The hits just keep on coming. After a tumultuous few days, the decision by St James’ Place to terminate its £3.5bn relationship with Woodford Investment Management is without question the most devastating one that the once-celebrated fund manager has experienced to date. It may be fatal.

In one sense, it is difficult to imagine a more spectacular fall from grace, at least since the financial crisis. Yet, in another, all the signs were there. Neil Woodford’s name may be splashed across the news pages of national and international press now, but for some time questions have been raised in the specialist financial and investment media.

The blame game has of course now started. Much of this has been directed towards the man himself and legitimately so. But questions are, and perhaps should, also be asked of others. Commentators have begun to raise queries as to how regulators allowed things to get to such a stage, particularly as liquidity issues have led to the Woodford Equity Income Fund to be closed to withdrawals. The funds’ authorised corporate director has come in for similar criticism. This is a debate that is likely to last for some time.

Whether the industry likes it or not, it is also a debate likely to be increasingly wide-ranging. Neil Woodford might currently be the lightning rod for attention, but it is conceivable and even probable that these events will, in due course, lead to a new round of increased scrutiny of the asset management sector.

There are ultimately three major lessons that the asset management industry needs to learn from the Woodford example. First, and most important, is that bad news is cumulative – the crisis facing Woodford Investment Management comes after a prolonged period of underperformance which, critically, was never adequately explained or communicated. Ongoing engagement and dialogue with underlying investors is critical in any scenario, but particularly crucial in more challenging periods. Proactive, open explanations can go a long way to engendering some measure of good will.

Second, structures matter. Investors, the media and other audiences are interested in the results of investments decisions; less so perhaps in how the decisions themselves are made. The autonomy that Woodford exercised is now being questioned, with commentators suggesting the lack of internal scrutiny he faced (compared to his celebrated time at Invesco) is a major factor in his downfall. This is certainly not to critique the “star fund manager” approach by any means, but asset managers under close scrutiny from asset owners and their advisers, need to proactively explain the decision-making structures they employ and the reasons for doing so.
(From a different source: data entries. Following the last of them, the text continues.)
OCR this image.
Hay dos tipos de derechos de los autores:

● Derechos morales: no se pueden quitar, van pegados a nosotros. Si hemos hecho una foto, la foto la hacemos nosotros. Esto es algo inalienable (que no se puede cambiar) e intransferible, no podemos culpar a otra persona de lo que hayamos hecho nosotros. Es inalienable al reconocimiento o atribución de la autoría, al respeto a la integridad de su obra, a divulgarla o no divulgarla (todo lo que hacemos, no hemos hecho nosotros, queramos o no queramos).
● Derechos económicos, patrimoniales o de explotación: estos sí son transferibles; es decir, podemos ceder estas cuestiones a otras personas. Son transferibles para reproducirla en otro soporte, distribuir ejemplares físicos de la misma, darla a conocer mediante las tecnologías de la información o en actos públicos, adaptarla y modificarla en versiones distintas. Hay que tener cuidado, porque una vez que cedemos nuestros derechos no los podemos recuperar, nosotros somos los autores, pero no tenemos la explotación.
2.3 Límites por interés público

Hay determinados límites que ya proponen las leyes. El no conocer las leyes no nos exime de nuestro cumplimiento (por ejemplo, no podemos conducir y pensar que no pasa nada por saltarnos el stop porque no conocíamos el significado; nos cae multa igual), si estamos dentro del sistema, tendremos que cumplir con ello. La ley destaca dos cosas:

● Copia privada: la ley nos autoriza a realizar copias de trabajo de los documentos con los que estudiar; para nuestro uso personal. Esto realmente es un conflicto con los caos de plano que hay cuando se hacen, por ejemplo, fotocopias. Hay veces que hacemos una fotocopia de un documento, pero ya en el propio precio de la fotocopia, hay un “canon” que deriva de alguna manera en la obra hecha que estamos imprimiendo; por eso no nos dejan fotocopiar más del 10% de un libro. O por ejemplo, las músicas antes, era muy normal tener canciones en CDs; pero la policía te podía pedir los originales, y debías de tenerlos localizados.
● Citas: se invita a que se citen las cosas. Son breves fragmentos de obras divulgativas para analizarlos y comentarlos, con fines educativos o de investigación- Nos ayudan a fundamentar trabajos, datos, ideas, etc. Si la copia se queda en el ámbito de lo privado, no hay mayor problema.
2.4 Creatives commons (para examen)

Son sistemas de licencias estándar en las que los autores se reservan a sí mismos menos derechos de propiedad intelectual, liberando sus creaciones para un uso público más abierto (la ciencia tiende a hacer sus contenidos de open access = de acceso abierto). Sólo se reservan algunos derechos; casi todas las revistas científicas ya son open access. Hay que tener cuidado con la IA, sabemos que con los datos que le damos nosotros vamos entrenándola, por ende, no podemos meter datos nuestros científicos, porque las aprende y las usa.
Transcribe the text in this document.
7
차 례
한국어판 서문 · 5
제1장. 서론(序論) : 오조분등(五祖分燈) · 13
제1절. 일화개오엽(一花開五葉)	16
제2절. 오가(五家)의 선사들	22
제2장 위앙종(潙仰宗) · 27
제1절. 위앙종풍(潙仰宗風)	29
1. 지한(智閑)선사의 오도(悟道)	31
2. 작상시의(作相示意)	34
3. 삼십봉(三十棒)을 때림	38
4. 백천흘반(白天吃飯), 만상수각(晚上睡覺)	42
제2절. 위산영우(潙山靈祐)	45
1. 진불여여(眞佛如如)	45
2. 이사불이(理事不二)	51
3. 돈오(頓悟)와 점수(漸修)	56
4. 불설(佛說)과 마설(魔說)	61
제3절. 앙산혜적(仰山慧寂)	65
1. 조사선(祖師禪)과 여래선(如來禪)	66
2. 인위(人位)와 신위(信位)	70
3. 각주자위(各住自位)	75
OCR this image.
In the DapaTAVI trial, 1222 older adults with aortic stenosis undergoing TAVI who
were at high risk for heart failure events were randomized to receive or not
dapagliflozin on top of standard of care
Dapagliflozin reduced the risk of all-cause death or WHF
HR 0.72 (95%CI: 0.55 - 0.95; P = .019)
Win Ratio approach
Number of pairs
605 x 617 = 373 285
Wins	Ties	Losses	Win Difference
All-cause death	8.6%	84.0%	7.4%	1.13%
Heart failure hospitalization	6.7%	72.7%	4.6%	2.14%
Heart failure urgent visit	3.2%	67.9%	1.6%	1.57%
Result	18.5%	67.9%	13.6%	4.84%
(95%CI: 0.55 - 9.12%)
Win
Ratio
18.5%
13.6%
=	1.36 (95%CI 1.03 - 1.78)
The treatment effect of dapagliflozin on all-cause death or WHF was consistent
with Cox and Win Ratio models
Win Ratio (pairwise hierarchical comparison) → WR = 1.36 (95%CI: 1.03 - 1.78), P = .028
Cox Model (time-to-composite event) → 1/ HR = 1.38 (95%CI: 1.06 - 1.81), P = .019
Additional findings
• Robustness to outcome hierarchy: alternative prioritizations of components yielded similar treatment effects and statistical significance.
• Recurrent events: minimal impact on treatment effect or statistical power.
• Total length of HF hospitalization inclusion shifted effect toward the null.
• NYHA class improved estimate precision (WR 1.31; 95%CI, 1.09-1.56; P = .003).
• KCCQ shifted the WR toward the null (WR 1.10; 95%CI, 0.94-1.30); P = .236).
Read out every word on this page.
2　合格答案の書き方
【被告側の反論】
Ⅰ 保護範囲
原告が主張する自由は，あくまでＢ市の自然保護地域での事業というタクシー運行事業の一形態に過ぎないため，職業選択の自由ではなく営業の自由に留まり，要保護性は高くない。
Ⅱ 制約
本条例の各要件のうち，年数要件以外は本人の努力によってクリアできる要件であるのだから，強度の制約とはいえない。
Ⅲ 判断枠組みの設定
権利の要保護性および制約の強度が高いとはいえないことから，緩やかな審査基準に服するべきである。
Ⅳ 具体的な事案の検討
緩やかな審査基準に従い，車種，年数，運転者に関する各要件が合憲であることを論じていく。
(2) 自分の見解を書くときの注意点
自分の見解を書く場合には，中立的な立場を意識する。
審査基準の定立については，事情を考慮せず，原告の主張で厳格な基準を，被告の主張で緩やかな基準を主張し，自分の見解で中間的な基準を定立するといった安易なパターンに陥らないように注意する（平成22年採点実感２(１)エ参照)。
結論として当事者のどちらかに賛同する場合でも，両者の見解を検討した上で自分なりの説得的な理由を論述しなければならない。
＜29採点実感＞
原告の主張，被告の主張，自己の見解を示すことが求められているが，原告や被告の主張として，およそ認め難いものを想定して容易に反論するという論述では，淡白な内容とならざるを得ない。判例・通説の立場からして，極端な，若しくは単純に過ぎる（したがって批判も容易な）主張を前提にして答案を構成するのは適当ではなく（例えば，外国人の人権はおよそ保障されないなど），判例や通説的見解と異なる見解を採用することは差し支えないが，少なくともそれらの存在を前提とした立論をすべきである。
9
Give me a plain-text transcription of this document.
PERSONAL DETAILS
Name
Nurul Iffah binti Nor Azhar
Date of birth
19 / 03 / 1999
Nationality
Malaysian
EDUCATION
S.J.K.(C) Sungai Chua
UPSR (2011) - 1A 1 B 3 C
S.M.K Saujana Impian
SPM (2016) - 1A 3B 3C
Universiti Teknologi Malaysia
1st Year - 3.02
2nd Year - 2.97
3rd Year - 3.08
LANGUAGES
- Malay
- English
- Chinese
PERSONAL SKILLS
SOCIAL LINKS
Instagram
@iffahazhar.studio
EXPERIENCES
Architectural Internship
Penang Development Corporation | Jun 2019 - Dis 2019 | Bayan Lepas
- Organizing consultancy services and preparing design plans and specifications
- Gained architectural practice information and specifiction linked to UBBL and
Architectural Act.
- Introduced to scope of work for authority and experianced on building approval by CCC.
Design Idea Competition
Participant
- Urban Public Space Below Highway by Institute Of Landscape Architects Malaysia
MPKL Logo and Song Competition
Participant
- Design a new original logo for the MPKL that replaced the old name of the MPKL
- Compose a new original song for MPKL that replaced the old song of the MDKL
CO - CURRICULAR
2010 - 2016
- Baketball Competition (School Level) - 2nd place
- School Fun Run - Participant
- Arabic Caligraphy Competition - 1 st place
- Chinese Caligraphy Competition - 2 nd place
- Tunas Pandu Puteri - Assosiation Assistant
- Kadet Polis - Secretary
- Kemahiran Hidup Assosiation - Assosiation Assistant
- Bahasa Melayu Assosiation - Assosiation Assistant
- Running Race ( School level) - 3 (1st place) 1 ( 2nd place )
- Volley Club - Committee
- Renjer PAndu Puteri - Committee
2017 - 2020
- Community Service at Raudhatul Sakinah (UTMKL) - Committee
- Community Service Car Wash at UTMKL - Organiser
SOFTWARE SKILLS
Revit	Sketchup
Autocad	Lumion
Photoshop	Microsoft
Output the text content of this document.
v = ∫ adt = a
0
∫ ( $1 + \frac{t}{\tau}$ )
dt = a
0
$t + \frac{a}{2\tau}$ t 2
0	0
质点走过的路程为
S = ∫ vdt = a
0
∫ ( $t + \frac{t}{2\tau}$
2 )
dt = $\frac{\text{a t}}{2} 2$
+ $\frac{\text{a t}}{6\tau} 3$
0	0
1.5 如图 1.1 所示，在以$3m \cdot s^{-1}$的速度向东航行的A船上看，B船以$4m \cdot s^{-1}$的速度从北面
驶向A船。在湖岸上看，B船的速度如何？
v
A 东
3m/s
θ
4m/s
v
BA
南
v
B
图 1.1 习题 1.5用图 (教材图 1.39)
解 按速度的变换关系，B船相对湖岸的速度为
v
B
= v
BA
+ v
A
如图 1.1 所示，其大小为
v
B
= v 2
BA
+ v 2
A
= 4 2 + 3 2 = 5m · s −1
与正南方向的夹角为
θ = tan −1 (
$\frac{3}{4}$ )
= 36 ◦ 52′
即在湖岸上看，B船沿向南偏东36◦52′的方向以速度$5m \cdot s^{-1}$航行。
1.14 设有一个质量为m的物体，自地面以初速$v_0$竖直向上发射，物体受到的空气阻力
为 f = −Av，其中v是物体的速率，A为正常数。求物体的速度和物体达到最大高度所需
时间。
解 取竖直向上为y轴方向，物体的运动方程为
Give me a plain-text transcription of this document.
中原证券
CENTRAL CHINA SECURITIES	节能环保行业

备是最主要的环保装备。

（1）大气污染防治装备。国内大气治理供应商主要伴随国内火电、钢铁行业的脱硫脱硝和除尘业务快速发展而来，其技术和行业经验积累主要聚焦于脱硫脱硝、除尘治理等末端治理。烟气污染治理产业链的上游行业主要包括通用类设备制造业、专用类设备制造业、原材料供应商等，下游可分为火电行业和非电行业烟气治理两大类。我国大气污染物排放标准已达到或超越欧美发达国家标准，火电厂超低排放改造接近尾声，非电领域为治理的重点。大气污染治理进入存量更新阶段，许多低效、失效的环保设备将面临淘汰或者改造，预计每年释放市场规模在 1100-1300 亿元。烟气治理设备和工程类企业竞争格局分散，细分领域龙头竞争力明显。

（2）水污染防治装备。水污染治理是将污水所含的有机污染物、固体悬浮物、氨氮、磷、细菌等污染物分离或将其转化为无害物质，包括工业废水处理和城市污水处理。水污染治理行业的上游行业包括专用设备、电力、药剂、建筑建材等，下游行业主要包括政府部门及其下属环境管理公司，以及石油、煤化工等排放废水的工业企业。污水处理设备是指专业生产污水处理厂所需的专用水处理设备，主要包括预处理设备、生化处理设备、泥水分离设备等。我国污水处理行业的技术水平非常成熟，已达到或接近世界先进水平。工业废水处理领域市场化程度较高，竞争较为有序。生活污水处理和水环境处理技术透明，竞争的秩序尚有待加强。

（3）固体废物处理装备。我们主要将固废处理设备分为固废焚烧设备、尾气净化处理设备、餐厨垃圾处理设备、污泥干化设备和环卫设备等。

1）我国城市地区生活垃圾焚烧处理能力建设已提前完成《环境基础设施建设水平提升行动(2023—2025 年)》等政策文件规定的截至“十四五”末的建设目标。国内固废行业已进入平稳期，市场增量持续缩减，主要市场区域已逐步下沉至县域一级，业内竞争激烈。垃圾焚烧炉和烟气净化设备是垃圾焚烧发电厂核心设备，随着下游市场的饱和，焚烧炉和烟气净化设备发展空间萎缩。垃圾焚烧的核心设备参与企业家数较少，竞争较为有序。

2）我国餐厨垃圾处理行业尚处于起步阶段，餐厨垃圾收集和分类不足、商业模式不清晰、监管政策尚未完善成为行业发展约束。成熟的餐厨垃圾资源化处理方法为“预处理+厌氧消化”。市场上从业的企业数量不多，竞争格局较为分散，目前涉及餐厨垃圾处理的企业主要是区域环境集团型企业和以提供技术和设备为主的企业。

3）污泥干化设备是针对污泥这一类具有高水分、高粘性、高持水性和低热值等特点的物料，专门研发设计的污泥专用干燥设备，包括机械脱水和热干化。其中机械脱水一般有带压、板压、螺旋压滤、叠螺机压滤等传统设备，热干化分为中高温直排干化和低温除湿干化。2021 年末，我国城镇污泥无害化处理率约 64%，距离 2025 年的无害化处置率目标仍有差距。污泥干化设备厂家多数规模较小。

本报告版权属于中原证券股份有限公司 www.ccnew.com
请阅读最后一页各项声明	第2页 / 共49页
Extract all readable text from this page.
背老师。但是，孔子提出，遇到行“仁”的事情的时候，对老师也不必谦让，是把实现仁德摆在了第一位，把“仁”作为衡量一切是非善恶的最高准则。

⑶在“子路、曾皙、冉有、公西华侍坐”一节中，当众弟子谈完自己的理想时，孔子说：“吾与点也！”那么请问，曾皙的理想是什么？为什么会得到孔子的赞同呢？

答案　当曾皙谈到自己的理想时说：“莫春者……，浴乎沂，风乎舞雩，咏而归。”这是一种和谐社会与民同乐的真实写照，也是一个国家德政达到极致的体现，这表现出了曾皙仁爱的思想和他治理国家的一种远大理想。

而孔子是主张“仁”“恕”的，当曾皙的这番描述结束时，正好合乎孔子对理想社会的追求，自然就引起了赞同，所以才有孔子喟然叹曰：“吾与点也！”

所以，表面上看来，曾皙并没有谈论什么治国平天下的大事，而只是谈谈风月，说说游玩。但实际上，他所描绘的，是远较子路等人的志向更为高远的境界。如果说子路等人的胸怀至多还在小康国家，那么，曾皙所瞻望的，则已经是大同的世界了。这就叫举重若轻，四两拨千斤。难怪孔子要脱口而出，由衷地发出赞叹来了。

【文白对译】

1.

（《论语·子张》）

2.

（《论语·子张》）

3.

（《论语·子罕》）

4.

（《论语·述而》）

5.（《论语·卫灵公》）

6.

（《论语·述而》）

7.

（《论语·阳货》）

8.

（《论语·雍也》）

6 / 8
Third, but by no means less notable, asset management is now mainstream. Though he will doubtless have not welcomed the attention, Woodford’s recent media difficulties have not come from the specialist media; they have come from the more general national press and social media channels. The actions of the investment industry are no longer the purview of a specialist set of media outlets. A video response has admittedly been issued by the company by way of apology and explanation, but this has been far too little and far too late. In an area of 24/7 news coverage where events in the investment world are national and international news, asset managers must be more strategic and comprehensive in their communications planning to avoid or at least limit negative headlines.

So, yes, the pressure is on Neil Woodford right now but don’t be surprised if this attention turns into a critique of the investment industry more generally. Questions are coming and asset managers will need to have the answers.